At The Motley Fool, we poke plenty of fun at Wall Street analysts and their endless cycle of upgrades, downgrades, and "initiating coverage at neutral." While the pinstripe-and-wingtip crowd is entitled to its opinions, we've got some pretty sharp stock pickers down here on Main Street, too. (And we're not always impressed with how Wall Street does its job.)

Given that, perhaps we shouldn't be giving virtual ink to "news" of analyst upgrades and downgrades. And we wouldn't -- if that were all we were doing. Fortunately, in "This Just In," we don't simply tell you what the analysts said. We also show you whether they know what they're talking about. To help, we've enlisted Motley Fool CAPS, our tool for rating stocks and analysts alike. With CAPS, we track the long-term performance of Wall Street's best and brightest -- and its worst and sorriest, too.

And speaking of the best ...
Did Amazon.com (Nasdaq: AMZN) make a fatal error when it decided to challenge Netflix (Nasdaq: NFLX) on streaming video? At least one analyst thinks so. Yesterday, Swiss megabanker UBS announced it was downgrading Amazon.

It's not that UBS "hates Amazon," mind you. To the contrary, in its ratings note, UBS insists that Amazon "will continue to dominate e-commerce, taking share from offline / online competitors." UBS's concern is that "increased content costs and new distribution deals with hardware providers (game consoles, TVs, etc) may pressure margins for longer than originally anticipated." Put more plainly, UBS thinks the cost of streaming video through Amazon Prime is going to crush the e-commerce giant's profit margins.

Even worse, the earnings guidance that Amazon gave investors last quarter did not include the costs of "free subscription streaming" -- the new service Amazon announced last month. When you factor in the added expense of providing this service, UBS says, it's going to negate any possibility of margin improvement at Amazon this year. To the contrary, "significant competition for content deals" with companies ranging from Comcast (Nasdaq: CMCSA) and Netflix to Google (Nasdaq: GOOG), Coinstar (Nasdaq: CSTR), and Hulu (oh my!) "will only continue to heat up" -- hurting Amazon's margins.

If you recall, margin concerns did a real number on Amazon's stock price back in January. A repeat of that defeat could set up Amazon shareholders for another shocking fall. But is UBS right?

Here's hoping
I honestly don't know. By announcing its new service in February, Amazon should have given Wall Street analysts enough of a heads-up in advance of of April earnings to have plenty of time to update their forecasts and avoid an earnings surprise. (Assuming the analysts are doing their job, and not simply parroting old numbers that Amazon fed them.) There's really no excuse to be surprised.

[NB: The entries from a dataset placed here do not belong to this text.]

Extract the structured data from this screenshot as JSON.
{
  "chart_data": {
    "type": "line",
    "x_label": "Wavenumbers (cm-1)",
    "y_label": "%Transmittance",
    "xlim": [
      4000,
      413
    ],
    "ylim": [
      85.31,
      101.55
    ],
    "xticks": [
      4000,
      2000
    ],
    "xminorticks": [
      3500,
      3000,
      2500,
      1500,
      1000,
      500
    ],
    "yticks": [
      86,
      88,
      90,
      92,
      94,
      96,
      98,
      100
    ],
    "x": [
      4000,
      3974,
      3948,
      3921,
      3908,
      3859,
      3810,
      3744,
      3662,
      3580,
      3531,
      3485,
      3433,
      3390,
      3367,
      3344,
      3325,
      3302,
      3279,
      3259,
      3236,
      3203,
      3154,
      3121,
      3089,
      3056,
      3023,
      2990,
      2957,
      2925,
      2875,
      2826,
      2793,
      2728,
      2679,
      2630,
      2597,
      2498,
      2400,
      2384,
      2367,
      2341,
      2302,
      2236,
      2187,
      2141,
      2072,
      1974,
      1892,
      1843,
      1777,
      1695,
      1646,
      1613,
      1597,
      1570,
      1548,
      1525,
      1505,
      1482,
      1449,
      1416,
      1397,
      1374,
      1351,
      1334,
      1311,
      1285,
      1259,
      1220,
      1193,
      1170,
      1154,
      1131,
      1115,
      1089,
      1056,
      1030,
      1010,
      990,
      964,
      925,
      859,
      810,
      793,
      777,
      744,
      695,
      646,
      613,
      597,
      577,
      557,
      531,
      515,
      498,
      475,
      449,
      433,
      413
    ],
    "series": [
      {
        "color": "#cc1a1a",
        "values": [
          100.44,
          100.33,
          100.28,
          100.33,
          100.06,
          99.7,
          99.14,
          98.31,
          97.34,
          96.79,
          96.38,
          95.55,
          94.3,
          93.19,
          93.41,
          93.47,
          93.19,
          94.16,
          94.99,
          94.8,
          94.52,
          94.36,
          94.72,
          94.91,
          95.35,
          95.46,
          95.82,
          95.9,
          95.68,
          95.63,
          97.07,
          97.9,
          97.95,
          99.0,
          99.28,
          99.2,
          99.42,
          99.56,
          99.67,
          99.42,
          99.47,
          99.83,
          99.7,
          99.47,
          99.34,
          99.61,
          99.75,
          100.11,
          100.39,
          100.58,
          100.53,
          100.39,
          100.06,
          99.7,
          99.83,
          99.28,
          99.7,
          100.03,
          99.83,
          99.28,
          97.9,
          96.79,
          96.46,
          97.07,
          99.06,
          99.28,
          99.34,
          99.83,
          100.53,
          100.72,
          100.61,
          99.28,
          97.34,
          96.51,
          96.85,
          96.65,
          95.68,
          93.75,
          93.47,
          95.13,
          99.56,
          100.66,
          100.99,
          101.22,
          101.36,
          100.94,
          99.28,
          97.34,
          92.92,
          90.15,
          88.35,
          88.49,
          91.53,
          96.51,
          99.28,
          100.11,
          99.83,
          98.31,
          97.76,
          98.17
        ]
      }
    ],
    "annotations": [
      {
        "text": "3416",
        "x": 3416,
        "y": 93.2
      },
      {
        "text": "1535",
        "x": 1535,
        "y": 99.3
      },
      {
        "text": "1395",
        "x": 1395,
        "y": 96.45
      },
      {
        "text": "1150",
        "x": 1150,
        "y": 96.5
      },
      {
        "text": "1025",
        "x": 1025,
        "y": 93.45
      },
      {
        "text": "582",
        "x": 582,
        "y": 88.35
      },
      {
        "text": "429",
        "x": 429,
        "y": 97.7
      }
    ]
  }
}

I'm also not terribly impressed by UBS's track record in Internet and Catalog Retail. The analyst's only made two picks in the industry over the past five years, and gotten one of them right (Amazon) and the other one wrong (Netflix). Meanwhile, the Fool's own TMFZahrim boasts a record of 100% accuracy on his three picks in the industry, and he argued yesterday that Amazon's move into movie streaming won't hurt the company a bit.

Dipping a toe into the Amazon
At this point, Amazon's streaming service is just a "toe in the water" experiment, you see. If Amazon can get good rates on its content when negotiating for access to the big film libraries at Disney (NYSE: DIS) and Time Warner -- fine. If not, it can abandon the experiment with little loss, or simply keep providing free access to the current, very limited range of titles, as a way to leverage interest in its larger library of pay-to-rent movies, and make its Amazon Prime free delivery service a bit "stickier" with consumers.

Foolish takeaway
As for me, I'm inclined to side with my fellow Fool on this one. To me, UBS's downgrade looks like an overreaction to Amazon's news. While I recognize the risks of overpaying for content, it's not a mistake I'd expect Amazon to make. On the other hand, I see the Prime/Streaming deal as yet another tool in Amazon's toybox -- much like the deal Amazon inked yesterday with AT&T (NYSE: T), enabling the latter to help the former out by selling Kindle e-readers at its retail stores. To me, Prime/Streaming is just one more incremental positive, an experiment that may help Amazon to reach the 25% annual long-term profits growth-rate that Wall Street expects of it.

While that growth rate isn't fast enough to justify the stock's current multiple of 31 times free cash flow today, I welcome UBS's downgrade as something that might help make the stock more attractively priced tomorrow.